CASTILLOS DE PIEDRA.
Todos vivimos en mundos paralelos. Cada uno en el suyo,
pendiente solo del suyo propio. Y como no, yo tenía que tener el típico mundo
oscuro, pero no como en las películas ni nada de eso; sino como una imaginación
o un recuerdo borroso. Acababa de cumplir 72 años y mi mundo había cambiado,
era un mundo negro, lleno de sombras tenebrosas que no asustaban a nadie y
castillos de piedra. Había tirado los espejos rompiendo a pedazos uno a uno. Se
me había caído el pelo pero me había salido en las oreja y en la nariz. Estaba
mucho más gordo que hace diez años y cada vez tenía que ir con más frecuencia
al baño. Se me olvidaban las cosas como si no tuvieran importancia y que me
pusieran gafas ya era lo que faltaba. No quería ir en silla de ruedas, ni
utilizar bastón, ni siquiera que me limpiaran el culo mujeres que no conocía u
hombres que ponían cara de no saber nada de la vida.

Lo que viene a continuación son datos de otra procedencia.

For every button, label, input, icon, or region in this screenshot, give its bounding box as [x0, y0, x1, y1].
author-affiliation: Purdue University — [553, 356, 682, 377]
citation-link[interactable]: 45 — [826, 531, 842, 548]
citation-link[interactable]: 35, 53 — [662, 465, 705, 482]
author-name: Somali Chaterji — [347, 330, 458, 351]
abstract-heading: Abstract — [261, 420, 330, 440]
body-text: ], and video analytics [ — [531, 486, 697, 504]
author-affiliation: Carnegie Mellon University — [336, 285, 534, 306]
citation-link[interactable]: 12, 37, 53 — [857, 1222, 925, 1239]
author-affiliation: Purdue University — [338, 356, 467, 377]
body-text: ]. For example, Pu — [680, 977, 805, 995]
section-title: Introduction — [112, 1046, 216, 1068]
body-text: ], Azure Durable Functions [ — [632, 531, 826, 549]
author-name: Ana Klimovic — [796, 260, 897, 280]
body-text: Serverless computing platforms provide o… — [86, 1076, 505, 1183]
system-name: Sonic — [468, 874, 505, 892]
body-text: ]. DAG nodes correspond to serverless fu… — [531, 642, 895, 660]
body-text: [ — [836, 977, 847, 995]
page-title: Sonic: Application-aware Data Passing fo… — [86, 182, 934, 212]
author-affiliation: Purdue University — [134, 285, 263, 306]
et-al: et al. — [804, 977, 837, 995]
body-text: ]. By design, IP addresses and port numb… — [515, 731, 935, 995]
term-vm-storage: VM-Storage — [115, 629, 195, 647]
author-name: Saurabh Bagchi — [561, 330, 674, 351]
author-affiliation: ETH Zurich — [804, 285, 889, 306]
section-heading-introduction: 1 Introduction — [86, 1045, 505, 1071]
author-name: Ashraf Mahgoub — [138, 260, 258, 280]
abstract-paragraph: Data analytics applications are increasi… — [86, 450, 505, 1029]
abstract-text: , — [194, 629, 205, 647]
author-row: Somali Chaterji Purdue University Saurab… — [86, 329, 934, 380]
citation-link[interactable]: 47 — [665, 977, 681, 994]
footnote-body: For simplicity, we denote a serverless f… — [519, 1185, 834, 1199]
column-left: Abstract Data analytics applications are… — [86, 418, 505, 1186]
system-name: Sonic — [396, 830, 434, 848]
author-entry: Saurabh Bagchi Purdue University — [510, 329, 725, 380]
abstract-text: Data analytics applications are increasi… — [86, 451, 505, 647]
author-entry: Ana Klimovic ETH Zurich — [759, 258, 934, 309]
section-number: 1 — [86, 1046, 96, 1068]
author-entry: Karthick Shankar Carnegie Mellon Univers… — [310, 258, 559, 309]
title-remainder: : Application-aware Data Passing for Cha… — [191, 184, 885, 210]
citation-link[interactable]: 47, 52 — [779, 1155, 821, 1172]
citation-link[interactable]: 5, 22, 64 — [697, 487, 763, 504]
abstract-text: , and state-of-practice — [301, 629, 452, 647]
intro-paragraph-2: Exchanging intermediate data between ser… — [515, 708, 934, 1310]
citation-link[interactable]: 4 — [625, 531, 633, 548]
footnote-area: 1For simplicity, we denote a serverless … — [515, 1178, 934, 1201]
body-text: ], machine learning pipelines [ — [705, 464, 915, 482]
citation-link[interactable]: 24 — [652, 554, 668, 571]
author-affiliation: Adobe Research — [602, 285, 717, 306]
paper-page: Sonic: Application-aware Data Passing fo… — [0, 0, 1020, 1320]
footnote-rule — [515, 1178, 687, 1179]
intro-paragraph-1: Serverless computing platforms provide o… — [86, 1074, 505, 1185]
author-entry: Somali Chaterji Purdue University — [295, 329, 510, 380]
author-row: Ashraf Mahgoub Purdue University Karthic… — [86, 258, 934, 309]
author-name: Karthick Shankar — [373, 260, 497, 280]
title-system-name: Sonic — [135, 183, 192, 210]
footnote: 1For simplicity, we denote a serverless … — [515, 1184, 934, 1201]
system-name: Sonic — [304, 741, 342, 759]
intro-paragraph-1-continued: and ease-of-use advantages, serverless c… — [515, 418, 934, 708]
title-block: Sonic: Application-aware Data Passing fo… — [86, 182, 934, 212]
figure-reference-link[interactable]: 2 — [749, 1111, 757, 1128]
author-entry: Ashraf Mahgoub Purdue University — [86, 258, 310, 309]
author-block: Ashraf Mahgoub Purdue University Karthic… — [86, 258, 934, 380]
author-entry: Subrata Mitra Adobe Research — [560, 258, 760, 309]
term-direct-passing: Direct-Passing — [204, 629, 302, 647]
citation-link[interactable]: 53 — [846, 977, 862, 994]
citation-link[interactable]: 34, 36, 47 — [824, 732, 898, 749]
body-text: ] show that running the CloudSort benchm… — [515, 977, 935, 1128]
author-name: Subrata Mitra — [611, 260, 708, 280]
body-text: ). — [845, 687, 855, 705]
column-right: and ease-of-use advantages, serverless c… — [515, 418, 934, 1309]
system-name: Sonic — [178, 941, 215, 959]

Así que me sumergí en un profundo mar de pensamientos y
películas. A veces era un príncipe que rescataba a su preciosa princesa, otras
veces era un tiburón blanco que acechaba todas las esquinas del océano, otras
salvaba al presidente de un disparo mortal, me disfrazada de mujer para entrar
en una banda de mujeres como saxofonista, me enamoraba de un galán en
Casablanca… Era bastante raro como vivía todas esas historias, nunca me había
sentido así. Miraba por la ventana y no veía más allá de siete metros. Se hacía
un silencio del que no te cansabas nunca pero que no querías oír el murmullo de
las voces. Pensaba en tirarme y la voz en mi cabeza iba a estallar como una
bomba, no quería vivir, ¿o sí?
Cuando me di cuenta caía y caía y llegué a parar al mismo
sitio, alcé la cabeza al cielo y me vi a mi mismo como un espejo. De repente se
oían pitidos “pip-pip-pip”. Iban al mismo ritmo de mi corazón. Solo podía
significar una cosa. ¿Aquella primera caída no me había matado? Abrí los ojos y
allí estaba ella. ¿Acaso me volvería a querer? Era su abuelo así que supongo
que sí.
La televisión estaba encendida y un montón de películas en
las que había protagonizado los papeles más importantes estaban en la pantalla
dándome a elegir. Me habían colocado una especie de aparato que iba conectado amí
como si me dominara y dependiera de él. Dos cuerdas casi suaves ataban mis
manos a la cama. Tras el cristal de la ventana de la puerta, desde la cama, vi
un letrero en grande que estaba colgado de la pared que decía: “Siquiatría”.
Una gota de sudor cayó por mi frente. La miré y sonreí y
otra vez esa voz en mi cabeza: Salta.